Household and community solar assessment calculator
The project has developed an assessment tool to help accelerate solar power installation.
Centre for Sustainable Energy
Summary: impacts and findings
The project has developed an assessment tool to help accelerate solar power installation. The online system speeds up decision processes by making the benefits of installing solar PV clearer for individual householders and for building owners such as local authorities.
Project aims and approach
To accelerate the growth of solar power, potential photovoltaic (PV) solar panel adopters locally need access to trusted information and support. Householders, community groups and local authorities all want accurate, independent information to identify the potential for rooftop PV on buildings and to assess the contribution that it could make.

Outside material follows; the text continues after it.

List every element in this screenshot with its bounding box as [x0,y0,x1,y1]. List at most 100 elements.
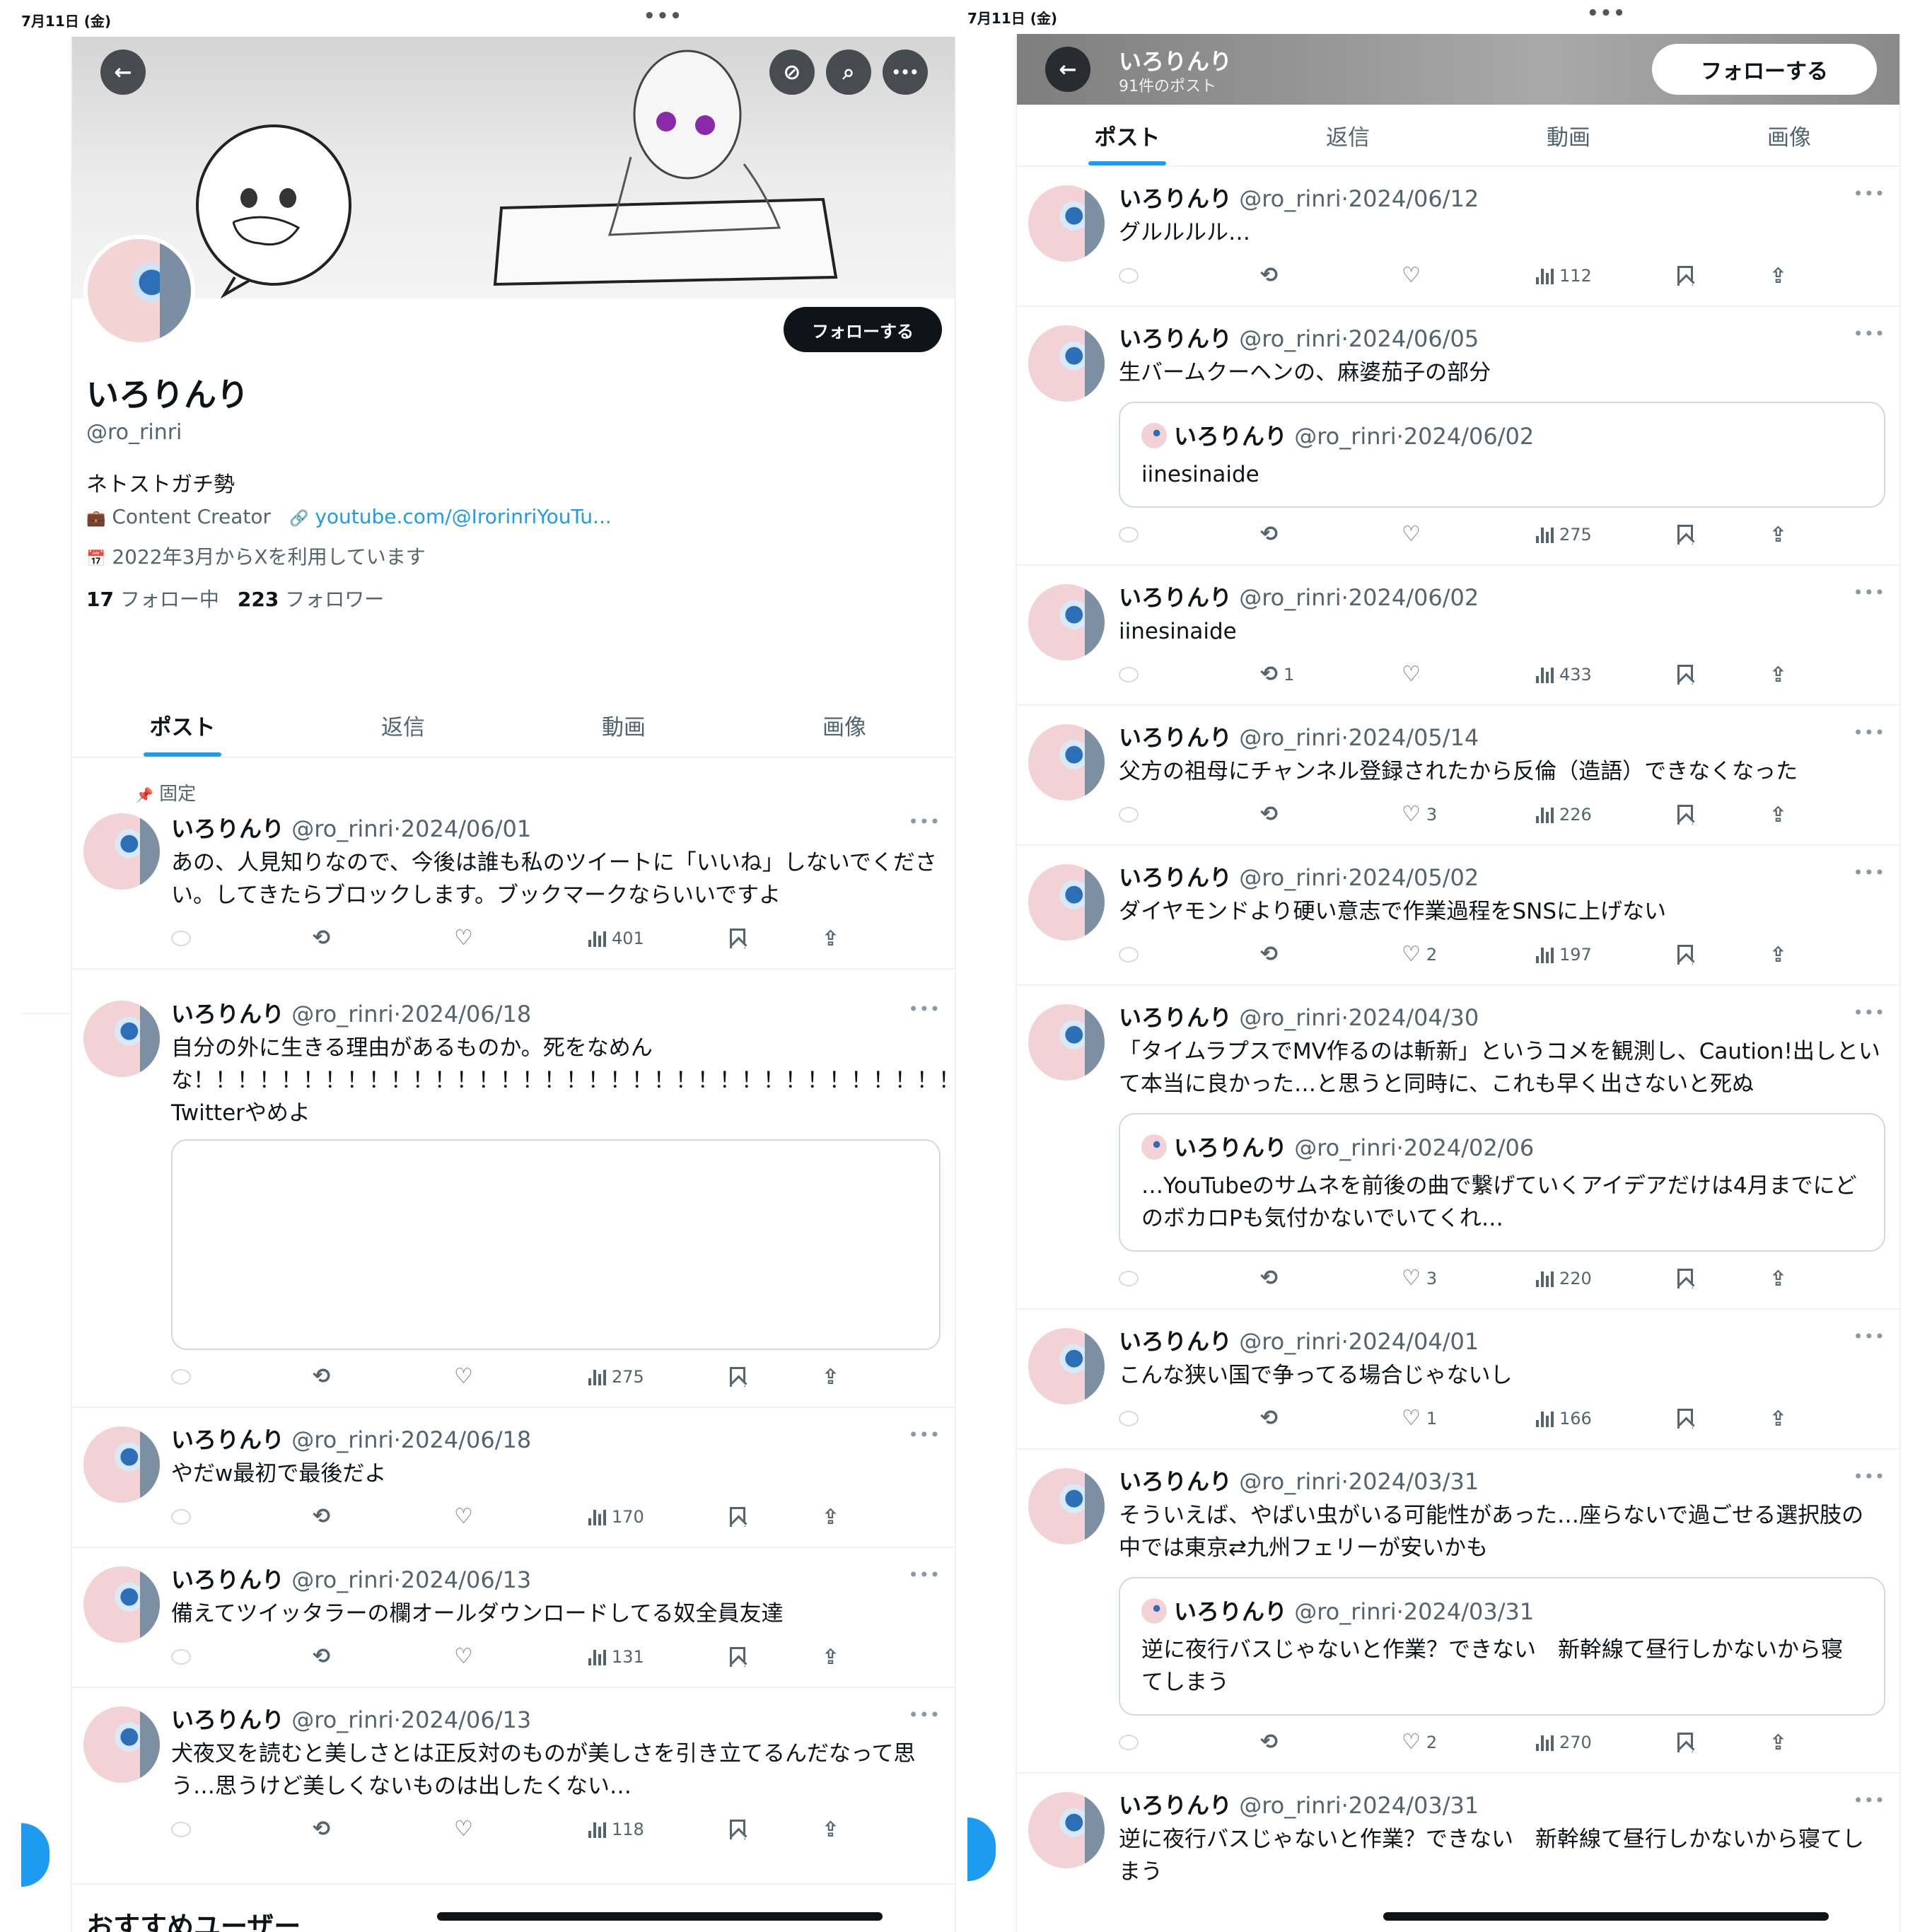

This project built a web-based solar modelling tool (the Solar Wizard), which provides modelled estimates for solar generation potential and associated costs at individual building level, without the need for manual input of parameters such as roof size etc.
The tool is designed to make the benefits of installing solar PV clearer for individual householders and building owners, to accelerate decision-making and enable trusted community PV schemes to proliferate.
You can watch a short ‘show and tell’ presentation about this project below, recorded in September 2022. Start from timestamp 38:55.
- Centre for Sustainable Energy (lead)
- Bath & West Community Energy (BWCE)
July 2022 to March 2023
Achievements and barriers
This project has successfully created and demonstrated a solar potential model and associated web-based tool that covers the majority of England, Scotland and Wales.
It takes two forms: an freely-accessible service for householders assessing their own home, and a map-based paid-for service allowing users to explore the potential for solar PV deployment across every building in their local area. The individual building interface is now publicly available, and the mapping interface has been prepared so that it is ready to sell as part of a service package.
The main challenge for the project was the licensing requirements of some of the key datasets used by the tool. This has affected design and the way that the data can be shared; the business model has been developed with this in mind, and will be tested and refined further.
Lessons from the project included:
- Where innovations rely on licensed data, it is vital to discuss early with data holders how access can be best achieved.
- When promoting new tools and services to users it is important to be clear about any limitations so that user trust can be established and grow.
- To launch a service such as this, a gradual rollout and improvement process is likely to be more effective than a one-hit launch.
In the first instance, the Centre for Sustainable Energy intends to promote the tool as a paid-for service to local authorities.
For the future, it plans to continue the development of the tool to include further features and datasets such as Energy Performance Certificate data, grid constraint data and smart meter data. The solar model which underlies the Solar Wizard application has been made publicly available for others to use.